En attendant la parution du roman qui fera certainement parler de lui dès le 23 août (1), on peut patienter en lisant les bonnes feuilles.
« Vous a-t-on dit qu’avant son arrivée à Romaincourt, personne n’avait jamais vu de nègre, à part le colonel qui savait tout du cœur de l’Afrique et du ventre de l’Orient? Non, vraiment? Vous avez tout de même entendu parler du bastringue que cela faisait en ces années-là à cause des Boches, des Ritals, des Bolcheviques, des Ingliches, des Yankees, et de tas d’autres gens qui, tous, en voulaient à la France, et avaient décidé, allez savoir pourquoi, de mettre l’univers sens dessus dessous rien que pour l’emmerder? Le fatras, Monsieur, le grand caillon, comme cela se dit chez nous ! Des morceaux de Lorraine en Prusse, la Lettonie accolée au Siam, des éclats de Tchécoslovaquie partout, des Kanaks sur la banquise, des Lapons près de l’Équateur, et lui, ici, dans ce trou perdu des Vosges, dont il n’entendit prononcer le nom que plusieurs mois après qu’on l’eut découvert gisant, à demi-mort, à l’orée du bois de Chenois.
C’était la grande guerre, Monsieur, la chale avvaire, comme l’appelait mâmiche Léontine qui en soixante ans chez les Lorrains n’avait rien concédé de son accent du Sundgau. Vous ne pouvez pas l’ignorer, personne ne peut ignorer cette période-là, même chez vous sur les bords du Limpopo.

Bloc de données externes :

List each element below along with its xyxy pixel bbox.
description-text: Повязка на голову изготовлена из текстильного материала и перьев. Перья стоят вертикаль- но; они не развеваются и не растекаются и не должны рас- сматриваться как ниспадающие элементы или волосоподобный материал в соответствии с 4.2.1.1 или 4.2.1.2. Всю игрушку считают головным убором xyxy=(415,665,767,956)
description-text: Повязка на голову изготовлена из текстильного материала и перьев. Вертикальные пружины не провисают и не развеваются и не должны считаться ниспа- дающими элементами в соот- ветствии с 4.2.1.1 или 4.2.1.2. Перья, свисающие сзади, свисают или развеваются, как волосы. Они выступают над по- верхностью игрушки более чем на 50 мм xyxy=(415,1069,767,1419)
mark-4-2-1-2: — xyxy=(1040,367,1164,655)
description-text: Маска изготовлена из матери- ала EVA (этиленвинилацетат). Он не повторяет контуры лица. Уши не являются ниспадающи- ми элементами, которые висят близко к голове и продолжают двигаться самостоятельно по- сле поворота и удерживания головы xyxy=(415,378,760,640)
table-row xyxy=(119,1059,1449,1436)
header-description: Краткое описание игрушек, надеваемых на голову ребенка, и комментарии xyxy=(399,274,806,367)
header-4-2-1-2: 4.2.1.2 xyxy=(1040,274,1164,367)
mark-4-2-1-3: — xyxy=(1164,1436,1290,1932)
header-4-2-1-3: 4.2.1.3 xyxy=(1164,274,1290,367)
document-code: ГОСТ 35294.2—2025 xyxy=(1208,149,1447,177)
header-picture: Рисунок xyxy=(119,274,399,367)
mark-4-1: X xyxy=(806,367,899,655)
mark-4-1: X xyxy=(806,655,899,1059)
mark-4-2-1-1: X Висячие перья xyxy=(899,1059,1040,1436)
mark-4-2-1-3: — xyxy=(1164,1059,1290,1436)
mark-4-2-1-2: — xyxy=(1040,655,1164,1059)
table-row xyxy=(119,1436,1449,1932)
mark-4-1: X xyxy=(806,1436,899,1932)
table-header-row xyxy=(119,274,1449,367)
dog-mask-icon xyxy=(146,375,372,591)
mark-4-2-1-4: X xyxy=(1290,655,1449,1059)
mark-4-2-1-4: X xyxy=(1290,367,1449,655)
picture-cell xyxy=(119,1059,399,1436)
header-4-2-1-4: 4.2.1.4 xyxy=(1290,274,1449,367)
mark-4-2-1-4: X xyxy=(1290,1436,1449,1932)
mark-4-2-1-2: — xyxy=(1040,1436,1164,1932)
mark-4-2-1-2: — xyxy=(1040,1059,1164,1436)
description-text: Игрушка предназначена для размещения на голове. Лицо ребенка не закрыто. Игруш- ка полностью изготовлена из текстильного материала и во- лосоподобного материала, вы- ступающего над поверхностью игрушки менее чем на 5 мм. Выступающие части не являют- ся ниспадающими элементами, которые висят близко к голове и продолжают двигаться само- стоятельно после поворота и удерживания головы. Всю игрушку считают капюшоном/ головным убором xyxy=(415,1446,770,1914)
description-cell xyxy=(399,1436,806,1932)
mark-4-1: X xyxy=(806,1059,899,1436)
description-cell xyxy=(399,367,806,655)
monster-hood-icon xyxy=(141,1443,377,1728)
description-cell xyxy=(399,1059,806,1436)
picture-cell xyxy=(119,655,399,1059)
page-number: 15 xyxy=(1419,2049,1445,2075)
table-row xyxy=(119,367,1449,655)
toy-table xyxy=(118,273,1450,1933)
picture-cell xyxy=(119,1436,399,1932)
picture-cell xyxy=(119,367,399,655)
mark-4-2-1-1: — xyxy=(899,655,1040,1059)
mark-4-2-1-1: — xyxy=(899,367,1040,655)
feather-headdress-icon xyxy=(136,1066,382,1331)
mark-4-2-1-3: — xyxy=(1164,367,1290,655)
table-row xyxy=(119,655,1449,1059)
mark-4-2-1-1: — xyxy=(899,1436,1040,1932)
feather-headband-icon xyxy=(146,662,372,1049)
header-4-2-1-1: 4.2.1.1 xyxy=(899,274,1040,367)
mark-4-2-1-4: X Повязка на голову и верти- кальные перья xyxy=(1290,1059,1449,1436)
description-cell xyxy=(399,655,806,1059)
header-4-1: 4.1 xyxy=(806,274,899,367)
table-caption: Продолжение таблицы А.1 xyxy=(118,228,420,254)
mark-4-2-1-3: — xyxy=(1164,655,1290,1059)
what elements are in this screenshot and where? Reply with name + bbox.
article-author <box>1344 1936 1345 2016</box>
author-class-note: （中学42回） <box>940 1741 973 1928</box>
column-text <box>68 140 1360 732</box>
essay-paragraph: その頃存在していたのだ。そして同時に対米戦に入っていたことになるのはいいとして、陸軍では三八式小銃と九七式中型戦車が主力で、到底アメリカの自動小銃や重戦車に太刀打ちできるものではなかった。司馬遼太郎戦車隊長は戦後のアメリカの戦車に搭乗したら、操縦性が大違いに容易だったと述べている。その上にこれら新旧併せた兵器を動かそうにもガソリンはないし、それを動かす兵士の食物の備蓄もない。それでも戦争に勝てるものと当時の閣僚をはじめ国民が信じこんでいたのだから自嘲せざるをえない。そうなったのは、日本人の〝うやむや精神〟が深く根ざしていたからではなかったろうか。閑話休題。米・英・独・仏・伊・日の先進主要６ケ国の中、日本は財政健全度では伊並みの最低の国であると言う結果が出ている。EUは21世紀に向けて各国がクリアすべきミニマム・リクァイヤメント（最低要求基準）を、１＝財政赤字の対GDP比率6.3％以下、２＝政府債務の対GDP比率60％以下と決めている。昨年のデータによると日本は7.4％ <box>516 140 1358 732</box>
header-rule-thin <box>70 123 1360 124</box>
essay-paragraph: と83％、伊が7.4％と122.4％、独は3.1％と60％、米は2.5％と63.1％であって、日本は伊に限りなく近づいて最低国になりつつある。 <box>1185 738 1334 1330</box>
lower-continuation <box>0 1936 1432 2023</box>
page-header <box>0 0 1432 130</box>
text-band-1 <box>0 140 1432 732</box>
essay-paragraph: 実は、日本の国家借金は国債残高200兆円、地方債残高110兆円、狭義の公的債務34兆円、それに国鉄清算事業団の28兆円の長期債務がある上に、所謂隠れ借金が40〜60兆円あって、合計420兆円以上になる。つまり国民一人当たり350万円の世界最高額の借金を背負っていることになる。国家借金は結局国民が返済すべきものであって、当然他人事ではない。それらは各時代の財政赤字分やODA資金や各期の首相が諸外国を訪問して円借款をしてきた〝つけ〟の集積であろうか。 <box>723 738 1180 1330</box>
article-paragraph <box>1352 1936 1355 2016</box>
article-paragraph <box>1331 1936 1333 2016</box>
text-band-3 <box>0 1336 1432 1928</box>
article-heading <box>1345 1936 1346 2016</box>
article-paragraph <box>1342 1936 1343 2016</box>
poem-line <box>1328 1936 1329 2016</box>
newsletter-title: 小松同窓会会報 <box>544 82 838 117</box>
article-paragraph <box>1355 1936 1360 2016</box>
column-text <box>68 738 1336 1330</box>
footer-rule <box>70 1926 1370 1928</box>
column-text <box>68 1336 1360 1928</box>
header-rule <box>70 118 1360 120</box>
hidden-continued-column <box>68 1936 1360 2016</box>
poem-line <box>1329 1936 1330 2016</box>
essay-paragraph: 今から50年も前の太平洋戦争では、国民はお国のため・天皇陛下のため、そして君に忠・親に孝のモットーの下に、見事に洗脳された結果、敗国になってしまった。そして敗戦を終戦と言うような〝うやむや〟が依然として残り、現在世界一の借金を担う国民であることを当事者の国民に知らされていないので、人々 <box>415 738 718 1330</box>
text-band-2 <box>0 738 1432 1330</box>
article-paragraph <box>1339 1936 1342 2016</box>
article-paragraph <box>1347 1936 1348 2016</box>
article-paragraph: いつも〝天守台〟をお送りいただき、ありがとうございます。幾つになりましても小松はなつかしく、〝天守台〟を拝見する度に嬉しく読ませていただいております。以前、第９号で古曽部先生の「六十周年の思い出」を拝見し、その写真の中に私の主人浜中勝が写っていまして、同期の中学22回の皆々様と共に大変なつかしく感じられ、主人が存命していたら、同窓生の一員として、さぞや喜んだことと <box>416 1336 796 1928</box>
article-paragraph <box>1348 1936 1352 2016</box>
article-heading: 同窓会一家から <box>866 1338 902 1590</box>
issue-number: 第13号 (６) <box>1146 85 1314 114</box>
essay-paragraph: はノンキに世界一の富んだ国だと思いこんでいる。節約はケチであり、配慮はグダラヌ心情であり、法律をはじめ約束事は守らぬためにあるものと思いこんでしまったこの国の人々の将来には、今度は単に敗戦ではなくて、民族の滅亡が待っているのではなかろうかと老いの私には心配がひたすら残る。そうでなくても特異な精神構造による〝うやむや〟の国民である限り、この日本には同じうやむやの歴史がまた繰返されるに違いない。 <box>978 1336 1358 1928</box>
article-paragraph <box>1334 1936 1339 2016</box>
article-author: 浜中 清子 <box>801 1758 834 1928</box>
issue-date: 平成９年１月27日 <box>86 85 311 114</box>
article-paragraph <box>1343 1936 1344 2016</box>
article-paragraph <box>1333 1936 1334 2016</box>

Ce sont les Valdenaire qui le virent pour la première fois. Le père et le fils, Monsieur, à la saison des colchiques! Ils allaient aux jaunottes et puis le fils, surpris, poussa le cri de sa vie en entendant un bruit de bête que l’on égorge. Il ferma les yeux et pointa du doigt une masse sombre et inquiétante affalée dans un fourré d’alisiers, là où la terre semblait moins boueuse. Le père, accouru, sursauta, transpira à grosses gouttes, puis reprit très vite sa dignité :
– Mais voyons, Étienne, ce n’est là qu’un pauvre nègre.
– Un espion des Allemands, alors !
– Ils n’ont plus de nègres, les Allemands, et c’est bien pour cela qu’il y a la guerre… Venez, fils !
– Mais, père…
– Taisez-vous, Étienne !
Les Allemands venaient de bombarder Épinal, et moi, Germaine Tergoresse, j’ignorais encore tout de votre oncle. J’ignorais qu’il s’appelait Addi Bâ et qu’il venait de s’évader d’une garnison de Neufchâteau. Surtout, j’étais loin de me douter que quelques mois plus tard, il viendrait habiter cette maison que vous voyez là, juste de l’autre côté de la rue, bouleverser la vie de ma famille et marquer pour de bon l’histoire de ce village ». La suite ici.
Un dernier mot : bon succès et chapeau, l’artiste !
Note
(1) La Fnac organise pour la 11e année consécutive le Prix du Roman Fnac, qui prime le meilleur roman de la rentrée littéraire. Ce prix est décerné par un jury composé de 400 adhérents et de 400 libraires de la Fnac répartis sur toute la France. Dès le mois de juin, les membres du jury lisent sur épreuves les romans à paraître à la rentrée. Une première sélection de trente ouvrages a rassemblé à la fois des premiers romans, des romans étrangers, des auteurs à succès. Parmi cette sélection définie par le Jury du Prix du Roman Fnac, quatre livres ont été choisis à la fois par les libraires et les adhérents. Les délibérations finales permettront d’élire le lauréat du 11e Prix du Roman Fnac, qui sera annoncé le 28 août 2012. Outre Le Terroriste noir, restent en lice Peste et choléra de Patrick Deville (Seuil), La Déesse des petites victoires de Yannick Grannec (Anne Carrière) et Lame de fond de Linda Le (Bourgois).